(2)fairy girl
その目は深い青色をしていた。
そして、その奥に夜行性動物のように、縦長の瞳孔が見えた。
冷めたプラチナブランドの縮れた髪の下、肌は透き通るように白かった。形よくまっすぐに伸びた鼻梁の先には細くて青い血管が透けて見えた。
少女もまた、この国では異郷のものだった。
まだあどけなさの残る顔は儚げで、北欧の絵画に描かれた妖精を思いださせた。
黒いカチューシャで髪を纏め、そこに赤くて長い羽根を2本ぶら下げていた。そして、長いショールの下には、襞のついたアンティークドールのような衿元がのぞいていた。
この雨の寂しげな波止場の風景の中、まるでモノクローム写真に鮮やかな天然色が混ざり込んだような不思議な感覚に襲われた。
この少女が、俺にあの視線を送り続けた相手なのだろうか。
それとも、俺の心の中に焼付いた視線が、この風景から浮き出た少女の目と重なっただけなのだろうか。
だが、その少女は、たまたま通りかかった俺に気まぐれに視線を向けたのではなかった。俺に明らかな関心を示して、真っ直ぐその青く深い瞳を向けてきた。
彼女は、小ぶりで形の良い唇に不似合で冷ややかな笑みを浮かべた。
そして、空いている方の手でピストルの形を作って、ゆっくりとこめかみに当てた。
「バン!!」
少女は、低音でよく響く声で小さく叫んだ。
それはまるで、本物の銃撃音の如くしばらく残響をひいたように思えた。
俺はしばらく、妖精の絵本から抜け出たような異国の少女に見入ってしまった。それは、行動の不可解さだけでなく、彼女の妖艶とも言える美しさに当てられたからであった。
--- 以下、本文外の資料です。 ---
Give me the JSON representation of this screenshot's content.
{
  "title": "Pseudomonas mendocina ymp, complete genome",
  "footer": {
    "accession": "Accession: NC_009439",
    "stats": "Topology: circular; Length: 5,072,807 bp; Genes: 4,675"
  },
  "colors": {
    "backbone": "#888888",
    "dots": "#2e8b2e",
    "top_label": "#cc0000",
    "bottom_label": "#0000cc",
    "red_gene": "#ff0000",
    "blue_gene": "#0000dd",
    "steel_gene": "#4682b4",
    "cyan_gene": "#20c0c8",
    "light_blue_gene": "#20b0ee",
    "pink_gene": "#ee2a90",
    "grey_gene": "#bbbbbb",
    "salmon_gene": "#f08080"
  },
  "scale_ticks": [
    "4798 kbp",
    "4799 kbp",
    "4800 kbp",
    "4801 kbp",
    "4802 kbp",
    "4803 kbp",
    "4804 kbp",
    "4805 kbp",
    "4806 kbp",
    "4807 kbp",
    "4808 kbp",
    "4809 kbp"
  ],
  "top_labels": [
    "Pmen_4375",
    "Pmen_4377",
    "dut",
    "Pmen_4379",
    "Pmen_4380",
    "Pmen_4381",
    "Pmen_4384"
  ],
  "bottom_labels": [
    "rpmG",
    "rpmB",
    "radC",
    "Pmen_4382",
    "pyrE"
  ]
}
しかし、次の瞬間、俺の右手は冷たい鉄の感覚を覚えた。
それは左脇のフォルスターに護身用に吊ったグロックの感触だった。
いつの間にか俺は、右手に拳銃を握っていた。
俺の目は拳銃とそれを握っている右手を凝視していた。それは別の意思に動かされているように親指で安全装置を外して、グロックのスライドをいっぱいまで押し下げた。
そして、今少女が目の前でやって見せたように、自分のこめかみにグロックの銃身を当てていた。
まともじゃないと思った。スライドでレバーを解除して、初弾が弾倉に送り込まれていた。あと引き金に力を込めさえすれば、俺の頭は吹き飛んでしまうだろう。
まだ自分の意思が上回っているのか、右手の人差し指はそれ以上力を込めようとはしなかった。
だが、どうしても銃身をこめかみから逸らすことだけは出来なかった。